@jeeprs,
One of the reasons why things are being dumbed down is the bottom line. School administrators . . . note that I did not use the word educators . . . think dumbing down saves money.
Some parents feel the same way as well. When I was a substitute teacher, I was cornered by a militant parent one day who was against the four tracks that the high school offered: College Prep 1 and 2, Advanced and Honors. She felt less money would be spent on books if all kids were offered the same program. Not really. One-thousand plus students still need one-thousand plus books. Unless having 50 teenagers in a classroom is desirable, the same number of English or history or math teachers are needed.
Furthermore, the kids who are natural mathematicians or natural linguists need to be in a more advanced environment than the kids who need help. However, I did hear on NPR one morning several months ago, of a school that decided to challenge the non-achievers. The kids were put into a Shakespeare class rather than into a class that taught "young adult fiction." Several students were interviewed and spoke into the mic, saying they loved being challenged. That's great but it does not always work and sometimes the kids will sloooooowwwwww the class down. The other thing that happens at the College Prep 2 level (often the lowest level taught with the exception of SPED), the classes include kids with 85-90 IQs and good work ethics along with students with behavioral problems. As a teacher, your heart goes out to the former because school is challenge enough for them without having to deal with awful peers.

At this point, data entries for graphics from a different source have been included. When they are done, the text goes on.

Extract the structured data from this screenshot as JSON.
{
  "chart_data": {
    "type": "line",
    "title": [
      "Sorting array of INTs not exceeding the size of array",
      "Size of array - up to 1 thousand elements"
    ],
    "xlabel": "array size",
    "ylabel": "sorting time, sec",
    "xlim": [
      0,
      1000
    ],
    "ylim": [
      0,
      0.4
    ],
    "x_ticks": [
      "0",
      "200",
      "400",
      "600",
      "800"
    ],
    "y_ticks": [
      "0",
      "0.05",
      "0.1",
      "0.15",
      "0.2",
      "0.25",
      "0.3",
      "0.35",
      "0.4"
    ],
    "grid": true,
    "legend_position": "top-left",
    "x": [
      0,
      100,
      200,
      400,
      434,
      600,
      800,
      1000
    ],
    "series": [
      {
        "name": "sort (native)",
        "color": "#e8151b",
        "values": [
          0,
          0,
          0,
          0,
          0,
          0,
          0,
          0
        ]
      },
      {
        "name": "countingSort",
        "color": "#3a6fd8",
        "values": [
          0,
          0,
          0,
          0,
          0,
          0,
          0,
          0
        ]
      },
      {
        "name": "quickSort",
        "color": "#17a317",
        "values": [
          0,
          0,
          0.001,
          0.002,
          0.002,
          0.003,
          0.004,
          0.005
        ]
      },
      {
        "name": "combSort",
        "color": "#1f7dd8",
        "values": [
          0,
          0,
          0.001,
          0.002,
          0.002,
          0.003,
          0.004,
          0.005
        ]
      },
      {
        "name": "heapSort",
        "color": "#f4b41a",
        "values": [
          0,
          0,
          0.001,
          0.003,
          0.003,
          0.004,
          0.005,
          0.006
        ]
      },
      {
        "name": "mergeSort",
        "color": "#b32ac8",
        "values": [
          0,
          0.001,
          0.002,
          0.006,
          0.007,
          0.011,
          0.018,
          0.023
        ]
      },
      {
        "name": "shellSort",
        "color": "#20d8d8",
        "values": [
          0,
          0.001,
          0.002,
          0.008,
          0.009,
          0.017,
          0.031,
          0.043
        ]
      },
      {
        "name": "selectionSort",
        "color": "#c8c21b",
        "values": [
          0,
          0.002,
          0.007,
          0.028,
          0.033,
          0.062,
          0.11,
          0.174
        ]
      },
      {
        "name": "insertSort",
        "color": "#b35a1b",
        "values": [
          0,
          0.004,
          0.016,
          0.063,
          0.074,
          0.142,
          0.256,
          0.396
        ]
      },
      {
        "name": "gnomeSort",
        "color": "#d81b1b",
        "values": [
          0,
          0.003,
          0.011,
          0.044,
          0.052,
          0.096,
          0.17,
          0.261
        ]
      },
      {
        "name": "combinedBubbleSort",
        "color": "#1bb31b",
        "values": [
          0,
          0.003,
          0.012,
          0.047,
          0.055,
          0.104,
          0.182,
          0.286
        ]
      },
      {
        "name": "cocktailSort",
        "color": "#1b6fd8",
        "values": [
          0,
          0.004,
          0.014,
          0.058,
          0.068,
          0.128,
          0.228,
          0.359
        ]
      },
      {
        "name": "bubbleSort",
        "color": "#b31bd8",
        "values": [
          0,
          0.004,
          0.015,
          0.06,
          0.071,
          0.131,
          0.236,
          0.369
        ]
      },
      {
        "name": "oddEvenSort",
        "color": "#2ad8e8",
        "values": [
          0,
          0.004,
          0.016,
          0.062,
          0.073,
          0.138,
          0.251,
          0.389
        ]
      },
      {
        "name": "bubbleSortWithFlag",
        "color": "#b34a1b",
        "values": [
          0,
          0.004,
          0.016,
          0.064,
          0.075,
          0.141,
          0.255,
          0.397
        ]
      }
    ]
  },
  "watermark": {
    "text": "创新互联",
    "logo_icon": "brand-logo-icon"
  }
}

Then there are community members who feel it is wrong to challenge slow kids. On another forum, a very vocal right-wing woman talked constantly about the adopted teenagers who lived next door. Supposedly, the kids had IQs in the mid-80s. The writer hated the fact that they were forced to take science courses. I first challenged the writer on how she knew her neighbors' IQs but said that IQs can be raised and that everyone needs to know science these days.

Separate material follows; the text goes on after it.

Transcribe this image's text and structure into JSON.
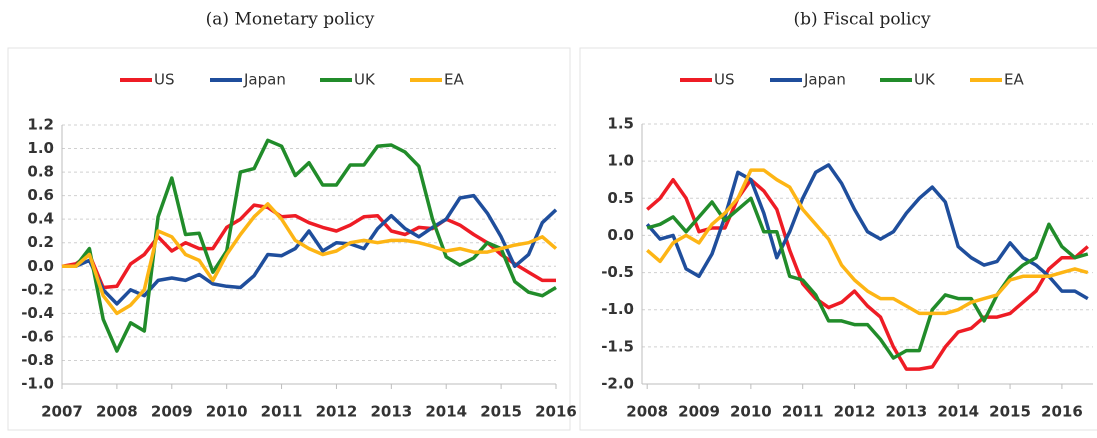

Quote:Is it softening people up so that they will be more compliant consumers?
I detest advertising. Advertising all too often uses shaded truths. The classic example is the claim (is it still made?) by Folger's Coffee that it is "mountain grown" because that is the "richest, most aromatic kind." Duh! Most coffee is a high altitude plant. While Folger's isn't lying, the truth is shaded.
But, let's consider Folger's itself. That's a Proctor and Gamble brand. Why isn't it called Proctor and Gamble coffee? The very use of a brand name here is misleading as it often is.
Finally, this particular example enrages me because, as a newly wed, many years ago, a retirement-aged couple were in the coffee aisle at the same time I was. The woman picked up a can of Folger's and told her husband, "They say this is good."
Advertising has damaged several generations of consumers, rendering them less able to make decisions based on their own experimentation with several brands. (Let me digress and say that autodidacts will buy several brands and sample them, so a certain type of person is more apt to experiment and less willing to follow the crowd.)
We need to not only teach government, economics (both were taught at my high school beginning in academic 1964-65), basic accounting and more science at the high school level, but we also need to teach media awareness.